Incredibly rare Chaenomeles speciosa cultivar wins national horticultural competition
1st August, 2023
David Ford’s Chaenomeles speciosa ‘Contorta’ is one of only a handful currently known still to exist in the UK, and now wins Plant Heritage’s Threatened Plant of the Year 2023 competition.
To Plant Heritage’s knowledge, the winning plant is thought to be only one of five of its kind still known to exist in the UK, and is also only one of two surviving Chaenomeles cultivars in the UK to have twisting branches and larger, more open flowers. It was announced as victorious at RHS Hampton Court Palace Garden Festival and belongs to National Collection Holder David Ford, who has cared for it since 2020.
Plant Heritage has also announced the winner of the competition’s People’s Choice award (as nominated by visitors to the world-renowned show and online), a pretty in pink Rhododendron ‘The Dowager’. Cared for by the team at Leonardslee Lakes and Gardens in Sussex, this plant is from the recently accredited National Plant Collection of Rhododendron (Loder collection).
Chaenomeles speciosa ‘Contorta’ is one of the ‘early group’ of Chaenomeles, flowering from late January or early February until the end of March - or even later depending on the weather. Its flowers are delicate and white, tinted with an apple blossom pink, and it has unique twisting branches, making this cultivar unique both in flowering habit and form.
Gill Groombridge, Business Manager at Plant Heritage says: “The judges felt that David’s Chaenomeles speciosa ‘Contorta’ was this year’s worthy winner due to its rarity, distinctive form and cultural heritage having originated from Japan in 1929. Despite being known for its open form and well-displayed flowers - and having a long history as a cultivar in the UK - it has somehow lost its market position in recent years, making it increasingly rare.”
“With its attractive flowers and contorted branches providing interest for the rest of the year, it could have commercial potential as an ornamental garden plant and be well suited to floristry. It is a very worthy and relevant champion today and would make an excellent addition to any garden.”

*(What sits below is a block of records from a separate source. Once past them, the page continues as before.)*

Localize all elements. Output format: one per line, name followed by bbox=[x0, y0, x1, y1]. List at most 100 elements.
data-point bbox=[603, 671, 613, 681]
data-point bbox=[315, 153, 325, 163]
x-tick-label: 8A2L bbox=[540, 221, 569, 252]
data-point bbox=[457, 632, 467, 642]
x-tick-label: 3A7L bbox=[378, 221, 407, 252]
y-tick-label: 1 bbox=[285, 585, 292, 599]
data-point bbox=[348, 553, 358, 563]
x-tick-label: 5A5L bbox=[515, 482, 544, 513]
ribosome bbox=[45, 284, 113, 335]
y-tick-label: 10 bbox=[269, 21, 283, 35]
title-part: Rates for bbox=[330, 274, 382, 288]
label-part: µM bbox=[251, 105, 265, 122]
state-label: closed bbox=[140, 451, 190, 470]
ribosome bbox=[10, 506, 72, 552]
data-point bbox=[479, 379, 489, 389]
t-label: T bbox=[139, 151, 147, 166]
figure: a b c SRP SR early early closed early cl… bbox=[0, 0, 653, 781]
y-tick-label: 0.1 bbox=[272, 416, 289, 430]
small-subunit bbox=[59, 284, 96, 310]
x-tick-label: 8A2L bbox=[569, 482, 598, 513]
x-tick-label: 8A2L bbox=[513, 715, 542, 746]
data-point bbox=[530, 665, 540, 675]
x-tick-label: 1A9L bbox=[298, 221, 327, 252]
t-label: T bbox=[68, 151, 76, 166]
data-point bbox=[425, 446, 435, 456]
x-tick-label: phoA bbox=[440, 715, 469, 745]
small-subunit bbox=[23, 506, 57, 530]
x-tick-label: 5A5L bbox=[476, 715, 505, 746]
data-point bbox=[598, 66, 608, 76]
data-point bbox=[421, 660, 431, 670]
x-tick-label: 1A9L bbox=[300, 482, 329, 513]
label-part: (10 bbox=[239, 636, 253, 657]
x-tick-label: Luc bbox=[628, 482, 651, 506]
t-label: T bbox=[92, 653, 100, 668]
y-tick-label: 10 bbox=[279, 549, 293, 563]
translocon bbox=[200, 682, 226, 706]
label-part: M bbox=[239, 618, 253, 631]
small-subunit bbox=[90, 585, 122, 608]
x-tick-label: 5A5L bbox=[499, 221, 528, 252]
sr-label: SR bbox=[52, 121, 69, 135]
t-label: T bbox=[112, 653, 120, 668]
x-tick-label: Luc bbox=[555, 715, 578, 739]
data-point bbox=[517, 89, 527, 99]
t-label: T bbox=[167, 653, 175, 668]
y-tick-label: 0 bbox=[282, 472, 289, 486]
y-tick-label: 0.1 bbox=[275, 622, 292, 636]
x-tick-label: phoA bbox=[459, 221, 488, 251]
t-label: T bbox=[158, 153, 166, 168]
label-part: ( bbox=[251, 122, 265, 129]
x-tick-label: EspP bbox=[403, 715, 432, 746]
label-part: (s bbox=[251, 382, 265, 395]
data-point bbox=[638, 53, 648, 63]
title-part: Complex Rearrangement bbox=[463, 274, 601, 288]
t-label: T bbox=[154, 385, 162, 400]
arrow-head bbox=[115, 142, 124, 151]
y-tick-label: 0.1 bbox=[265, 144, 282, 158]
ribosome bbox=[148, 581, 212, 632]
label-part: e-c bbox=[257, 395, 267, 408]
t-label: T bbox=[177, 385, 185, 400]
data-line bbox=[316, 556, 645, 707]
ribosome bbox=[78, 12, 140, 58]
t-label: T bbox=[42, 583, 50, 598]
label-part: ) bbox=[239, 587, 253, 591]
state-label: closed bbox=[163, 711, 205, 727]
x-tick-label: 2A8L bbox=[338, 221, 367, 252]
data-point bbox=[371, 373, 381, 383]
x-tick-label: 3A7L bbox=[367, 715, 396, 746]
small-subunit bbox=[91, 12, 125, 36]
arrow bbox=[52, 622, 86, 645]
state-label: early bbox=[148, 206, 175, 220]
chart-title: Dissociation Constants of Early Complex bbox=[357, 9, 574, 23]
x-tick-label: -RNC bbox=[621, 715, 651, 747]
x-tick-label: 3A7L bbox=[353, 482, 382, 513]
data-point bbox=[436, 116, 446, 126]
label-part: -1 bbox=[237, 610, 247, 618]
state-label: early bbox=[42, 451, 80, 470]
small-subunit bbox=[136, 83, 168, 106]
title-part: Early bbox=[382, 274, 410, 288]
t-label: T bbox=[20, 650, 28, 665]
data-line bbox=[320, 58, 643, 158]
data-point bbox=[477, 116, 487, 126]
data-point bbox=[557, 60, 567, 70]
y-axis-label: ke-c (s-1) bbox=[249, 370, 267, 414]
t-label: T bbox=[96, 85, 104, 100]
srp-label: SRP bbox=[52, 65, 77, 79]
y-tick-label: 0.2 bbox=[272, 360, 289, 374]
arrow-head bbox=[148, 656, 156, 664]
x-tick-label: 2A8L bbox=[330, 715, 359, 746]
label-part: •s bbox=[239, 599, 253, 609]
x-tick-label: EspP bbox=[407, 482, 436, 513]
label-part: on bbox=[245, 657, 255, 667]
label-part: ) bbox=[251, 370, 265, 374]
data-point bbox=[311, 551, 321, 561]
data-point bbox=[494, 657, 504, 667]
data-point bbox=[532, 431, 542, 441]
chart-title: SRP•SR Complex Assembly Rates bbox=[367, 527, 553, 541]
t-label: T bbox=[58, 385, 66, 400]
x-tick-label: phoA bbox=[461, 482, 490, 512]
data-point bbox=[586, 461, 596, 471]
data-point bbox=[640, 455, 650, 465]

Plant Heritage Chairman Cecilia Bufton announced David as this year’s winner to the crowd gathered in Hampton’s Floral Marquee, and David will receive a winner’s certificate, an engraved vase and a special plant label. David will also be given a Passiflora watering can by Burgon and Ball.
David Ford, National Plant Collection Holder said: “I am delighted to have won the Threatened Plant of the Year 2023. Plant Heritage's raison d'être is to conserve cultivated plants because, without this effort, unique and valuable plants will be lost forever to gardeners and horticulturalists. Chaenomeles speciosa 'Contorta' is the perfect example of this philosophy since it is quite unlike any other Chaenomeles currently available in the UK.”
“It also provides an important source of nectar for early bumblebees which no longer fully hibernate due to climate change. It is now more important than ever to conserve the cultivated plants that we have, as it is hard to predict which ones will be horticulturally and/or ecologically important in the future. I will happily continue to play my part with my National Plant Collection.”
Since the competition was launched in 2020, numerous rare plants have been entered by those who share Plant Heritage’s passion for plant conservation and want to ensure that garden plants remain in cultivation and don’t become lost. Last year’s winner Roz Cooper is helping to set up a new National Plant Collection too, by supplying material from her Paeonia ‘Gleam of Light’ to a fellow gardener. This is creating a National Plant Collection of historic peonies in Cornwall - a fantastic step forward in helping to rebuild numbers of this plant which epitomises early summer.